Lui-même s’occupa de convoquer, dès les premières heures de la matinée, un Conseil, non pas à Vincennes, où une telle assemblée eût été forcément présidée par la reine, mais à Paris, au palais de la Cité.
— Laissons notre chère nièce à sa douleur, déclara-t-il, et n’ajoutons rien qui puisse nuire à son précieux fardeau.
Ce Conseil, par sa composition, ressemblait plus à une réunion de famille qu’à une chambre de gouvernement. Y siégeaient Charles de la Marche, frère du défunt, Charles de Valois et Louis d’Évreux, frères de Philippe le Bel, Louis de Clermont, petit-fils de Saint Louis, Mahaut d’Artois et Robert d’Artois, respectivement petite-nièce et arrière-petit-neveu de Saint Louis, et Philippe de Valois, fils de Charles, auxquels avaient été adjoints le chancelier, l’archevêque de Sens et le comte de Bouville afin que fussent représentés la Justice, l’Église et les grands serviteurs de l’Hôtel royal.
Valois n’avait pu éviter de convier la comtesse Mahaut, qui se trouvait, avec lui-même, le seul pair du royaume présent à Paris.

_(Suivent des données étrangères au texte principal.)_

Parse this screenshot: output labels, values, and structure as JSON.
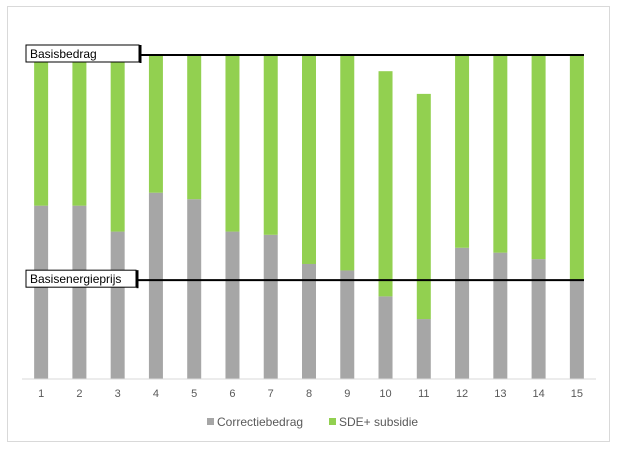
{
  "chart_data": {
    "type": "bar",
    "stacked": true,
    "categories": [
      "1",
      "2",
      "3",
      "4",
      "5",
      "6",
      "7",
      "8",
      "9",
      "10",
      "11",
      "12",
      "13",
      "14",
      "15"
    ],
    "ylim": [
      0,
      100
    ],
    "series": [
      {
        "name": "Correctiebedrag",
        "color": "#a6a6a6",
        "values": [
          53.5,
          53.5,
          45.5,
          57.5,
          55.5,
          45.5,
          44.5,
          35.5,
          33.5,
          25.5,
          18.5,
          40.5,
          39.0,
          37.0,
          30.5
        ]
      },
      {
        "name": "SDE+ subsidie",
        "color": "#92d050",
        "values": [
          46.5,
          46.5,
          54.5,
          42.5,
          44.5,
          54.5,
          55.5,
          64.5,
          66.5,
          69.5,
          69.5,
          59.5,
          61.0,
          63.0,
          69.5
        ]
      }
    ],
    "reference_lines": [
      {
        "label": "Basisbedrag",
        "value": 100
      },
      {
        "label": "Basisenergieprijs",
        "value": 30.5
      }
    ],
    "grid": false,
    "legend_position": "bottom"
  }
}
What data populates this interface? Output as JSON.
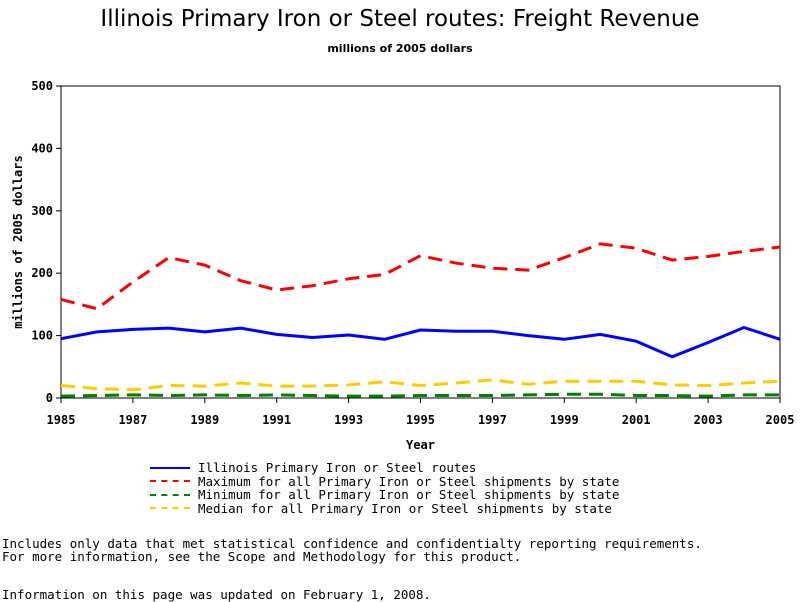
{
  "chart_data": {
    "type": "line",
    "title": "Illinois Primary Iron or Steel routes: Freight Revenue",
    "subtitle": "millions of 2005 dollars",
    "xlabel": "Year",
    "ylabel": "millions of 2005 dollars",
    "xlim": [
      1985,
      2005
    ],
    "ylim": [
      0,
      500
    ],
    "x_ticks": [
      1985,
      1987,
      1989,
      1991,
      1993,
      1995,
      1997,
      1999,
      2001,
      2003,
      2005
    ],
    "y_ticks": [
      0,
      100,
      200,
      300,
      400,
      500
    ],
    "x": [
      1985,
      1986,
      1987,
      1988,
      1989,
      1990,
      1991,
      1992,
      1993,
      1994,
      1995,
      1996,
      1997,
      1998,
      1999,
      2000,
      2001,
      2002,
      2003,
      2004,
      2005
    ],
    "series": [
      {
        "name": "Illinois Primary Iron or Steel routes",
        "color": "#0000ff",
        "style": "solid",
        "values": [
          95,
          106,
          110,
          112,
          106,
          112,
          102,
          97,
          101,
          94,
          109,
          107,
          107,
          100,
          94,
          102,
          91,
          66,
          89,
          113,
          94
        ]
      },
      {
        "name": "Maximum for all Primary Iron or Steel shipments by state",
        "color": "#ff0000",
        "style": "dashed",
        "values": [
          158,
          143,
          186,
          225,
          213,
          188,
          173,
          180,
          191,
          198,
          228,
          216,
          208,
          205,
          225,
          247,
          240,
          221,
          227,
          235,
          242
        ]
      },
      {
        "name": "Minimum for all Primary Iron or Steel shipments by state",
        "color": "#008000",
        "style": "dashed",
        "values": [
          3,
          4,
          5,
          4,
          5,
          4,
          5,
          4,
          3,
          3,
          4,
          4,
          4,
          5,
          6,
          6,
          4,
          4,
          3,
          5,
          5
        ]
      },
      {
        "name": "Median for all Primary Iron or Steel shipments by state",
        "color": "#ffcc00",
        "style": "dashed",
        "values": [
          20,
          15,
          13,
          20,
          19,
          24,
          19,
          19,
          21,
          26,
          20,
          24,
          29,
          22,
          27,
          27,
          27,
          21,
          20,
          24,
          27
        ]
      }
    ],
    "grid": false,
    "legend_position": "bottom-center"
  },
  "notes": {
    "line1": "Includes only data that met statistical confidence and confidentialty reporting requirements.",
    "line2": "For more information, see the Scope and Methodology for this product.",
    "updated": "Information on this page was updated on February 1, 2008."
  }
}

Ainsi la meurtrière de celui dont il s’agissait de régler, dans l’immédiat, la succession, était là, réintroduite dans ses prérogatives et se délectant secrètement de sa victoire.
Si Valois attendait une opposition de la part de Mahaut, il ne la redoutait pas. Il se pensait entièrement appuyé par le reste de la parentèle. De plus, le chancelier Mornay était sa créature ; l’archevêque Marigny avait partie liée avec lui ; quant à Bouville, on connaissait son manque d’initiative et sa docilité.
En vérité, Valois se félicitait que Philippe de Poitiers et le connétable Gaucher de Châtillon fussent tous deux absents. Avec eux, les choses eussent été moins faciles. Mais pour l’heure, ils étaient à Lyon où ils s’employaient à rameuter les cardinaux.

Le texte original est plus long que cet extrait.